You should also create your estimators within the candidate_pool lambda, use an adanet.Evaluator for evaluating candidate performance, and ensemble_strategies for trying different ensemble techniques. For example:

# Lint as: python3
import numpy as np
import tensorflow as tf
from time import time
from datetime import datetime

from absl import app
import adanet

def main(args):
  (x_train, y_train), (x_test, y_test) = (
      tf.keras.datasets.boston_housing.load_data())
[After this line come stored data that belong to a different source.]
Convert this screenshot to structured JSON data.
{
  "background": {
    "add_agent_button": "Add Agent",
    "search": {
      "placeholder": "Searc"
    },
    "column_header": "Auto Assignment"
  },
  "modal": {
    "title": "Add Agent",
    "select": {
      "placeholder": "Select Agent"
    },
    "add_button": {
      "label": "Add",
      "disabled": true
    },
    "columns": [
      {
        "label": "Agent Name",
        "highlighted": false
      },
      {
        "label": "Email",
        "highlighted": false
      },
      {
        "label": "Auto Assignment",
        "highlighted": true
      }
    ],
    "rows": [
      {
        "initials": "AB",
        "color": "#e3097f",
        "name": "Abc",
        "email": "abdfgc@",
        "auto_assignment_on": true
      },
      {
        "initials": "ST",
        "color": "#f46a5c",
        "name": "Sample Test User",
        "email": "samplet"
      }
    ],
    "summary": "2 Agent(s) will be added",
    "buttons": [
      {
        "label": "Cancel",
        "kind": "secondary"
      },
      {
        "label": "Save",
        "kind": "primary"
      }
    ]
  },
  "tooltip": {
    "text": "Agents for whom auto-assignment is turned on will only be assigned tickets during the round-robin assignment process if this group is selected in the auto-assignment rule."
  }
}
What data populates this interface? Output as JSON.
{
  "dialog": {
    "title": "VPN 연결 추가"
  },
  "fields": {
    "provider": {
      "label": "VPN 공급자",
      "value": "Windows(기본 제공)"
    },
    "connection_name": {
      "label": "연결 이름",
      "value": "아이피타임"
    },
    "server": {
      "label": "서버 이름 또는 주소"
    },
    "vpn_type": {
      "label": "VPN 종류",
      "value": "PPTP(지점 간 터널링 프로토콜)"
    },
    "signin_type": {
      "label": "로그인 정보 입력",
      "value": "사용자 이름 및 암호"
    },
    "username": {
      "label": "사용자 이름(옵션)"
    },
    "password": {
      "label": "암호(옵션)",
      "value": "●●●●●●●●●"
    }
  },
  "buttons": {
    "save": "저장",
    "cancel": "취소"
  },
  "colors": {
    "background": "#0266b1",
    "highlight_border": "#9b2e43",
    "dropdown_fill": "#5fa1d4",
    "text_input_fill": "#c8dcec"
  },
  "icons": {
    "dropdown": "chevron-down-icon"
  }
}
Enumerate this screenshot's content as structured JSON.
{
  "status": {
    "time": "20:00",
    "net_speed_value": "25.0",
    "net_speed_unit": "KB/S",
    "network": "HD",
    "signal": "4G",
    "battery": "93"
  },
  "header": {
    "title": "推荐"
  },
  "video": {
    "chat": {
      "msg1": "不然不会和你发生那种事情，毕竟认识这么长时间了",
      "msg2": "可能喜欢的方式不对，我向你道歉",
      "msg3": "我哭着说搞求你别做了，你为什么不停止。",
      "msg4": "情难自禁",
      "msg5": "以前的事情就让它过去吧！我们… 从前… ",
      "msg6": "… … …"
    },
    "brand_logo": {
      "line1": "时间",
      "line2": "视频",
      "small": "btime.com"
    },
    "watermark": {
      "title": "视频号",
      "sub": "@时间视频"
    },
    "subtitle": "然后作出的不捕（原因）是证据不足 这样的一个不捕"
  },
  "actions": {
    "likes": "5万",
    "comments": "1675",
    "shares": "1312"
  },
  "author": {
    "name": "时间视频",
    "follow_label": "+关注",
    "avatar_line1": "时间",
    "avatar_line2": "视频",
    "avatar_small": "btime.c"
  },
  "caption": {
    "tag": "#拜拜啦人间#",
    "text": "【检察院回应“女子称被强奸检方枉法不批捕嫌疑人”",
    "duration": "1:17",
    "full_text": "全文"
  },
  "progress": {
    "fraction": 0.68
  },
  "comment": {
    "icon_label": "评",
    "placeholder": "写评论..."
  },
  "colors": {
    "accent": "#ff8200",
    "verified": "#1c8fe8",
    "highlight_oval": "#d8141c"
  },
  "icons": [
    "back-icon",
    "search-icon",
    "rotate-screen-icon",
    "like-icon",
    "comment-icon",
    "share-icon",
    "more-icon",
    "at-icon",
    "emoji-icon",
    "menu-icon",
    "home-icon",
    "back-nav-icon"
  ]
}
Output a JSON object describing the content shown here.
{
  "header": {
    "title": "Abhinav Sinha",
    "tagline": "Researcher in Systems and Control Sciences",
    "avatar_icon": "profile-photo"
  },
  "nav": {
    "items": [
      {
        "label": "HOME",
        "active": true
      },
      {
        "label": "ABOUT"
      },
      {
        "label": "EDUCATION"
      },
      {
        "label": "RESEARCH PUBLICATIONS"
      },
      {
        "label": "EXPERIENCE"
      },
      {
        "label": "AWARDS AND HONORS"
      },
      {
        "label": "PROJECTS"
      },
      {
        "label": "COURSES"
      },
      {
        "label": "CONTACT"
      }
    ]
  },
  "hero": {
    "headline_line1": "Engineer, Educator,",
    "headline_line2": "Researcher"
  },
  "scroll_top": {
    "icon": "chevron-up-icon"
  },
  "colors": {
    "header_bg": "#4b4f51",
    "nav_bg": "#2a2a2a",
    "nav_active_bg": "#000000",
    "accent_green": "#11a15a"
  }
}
  def input_fn(partition):

    def _input_fn():
      feat_tensor_dict = {}
      if partition == 'train':
        x = x_train.copy()
        y = y_train.copy()
      else:
        x = x_test.copy()
        y = y_test.copy()
      for i in range(0, np.size(x, 1)):
        feat_nam = ('feat' + str(i))
        feat_tensor_dict[feat_nam] = tf.convert_to_tensor(
            x[:, i], dtype=tf.float32)
      label_tensor = tf.convert_to_tensor(y, dtype=tf.float32)
      return (feat_tensor_dict, label_tensor)

    return _input_fn

  feat_nam_lst = ['feat' + str(i) for i in range(0, np.size(x_train, 1))]

  feature_columns = []
  for item in feat_nam_lst:
    feature_columns.append(tf.feature_column.numeric_column(item))

  head = tf.estimator.RegressionHead(1)

  folder_dir =  "/Users/zhangjue/Desktop/autoensemble/" 
  logdir_adanet = folder_dir + "adanet/" +datetime.now().strftime("%Y%m%d-%H%M%S")

  config = tf.estimator.RunConfig(model_dir=logdir_adanet)
  estimator = adanet.AutoEnsembleEstimator(
      head=head,
      ensemble_strategies=[
          adanet.ensemble.GrowStrategy(), 
          adanet.ensemble.AllStrategy(),
      ],
      candidate_pool=lambda config: {
         "lr": tf.estimator.LinearEstimator(
                 head=head, feature_columns=feature_columns, config=config),
         "dnn1": tf.estimator.DNNRegressor(
               feature_columns=feature_columns, hidden_units=[5], config=config),
         "dnn2": tf.estimator.DNNRegressor(
                    feature_columns=feature_columns, hidden_units=[5, 5], config=config),
         "dnn3": tf.estimator.DNNRegressor(
                   feature_columns=feature_columns, hidden_units=[100,100], config=config),
         "dnn4":  tf.estimator.DNNRegressor(
                  feature_columns=feature_columns, hidden_units=[50, 1500], config=config),
      },
      max_iteration_steps=5000,
      evaluator=adanet.Evaluator(input_fn=input_fn(partition='test')),
      config=config)

  train_spec = tf.estimator.TrainSpec(
          input_fn=input_fn(partition = "train"),
          max_steps = 5000 * 3)
  eval_spec = tf.estimator.EvalSpec(
          input_fn=input_fn(partition='test'))

  result,_ = tf.estimator.train_and_evaluate(estimator, train_spec, eval_spec)
  print(result)

if __name__ == "__main__":
  app.run(main)
jeffltc commented 5 years ago

@cweill Thank you so much! Crystal clear! Could you please introduce the difference between adanet.Estimator and adanet.AutoEnsembleEstimator? Sorry for asking the additional question and misleading the original question.

cweill commented 5 years ago

@jeffltc I'm glad I could help!

@zhiqwang: AutoEnsembleEstimator and adanet.Estimator are very similar.

AutoEnsembleEstimator is a thin wrapper around the latter which converts tf.estimator.Estimator instances into adanet.subnetwork.Builders for adanet.Estimator to train and combine into ensembles.

If you already have a tf.estimator.Estimator you want to ensemble, you should use AutoEnsembleEstimator. But if you want more control, or to do something more sophisticated with the TensorFlow graph, you can use the adanet.Estimator.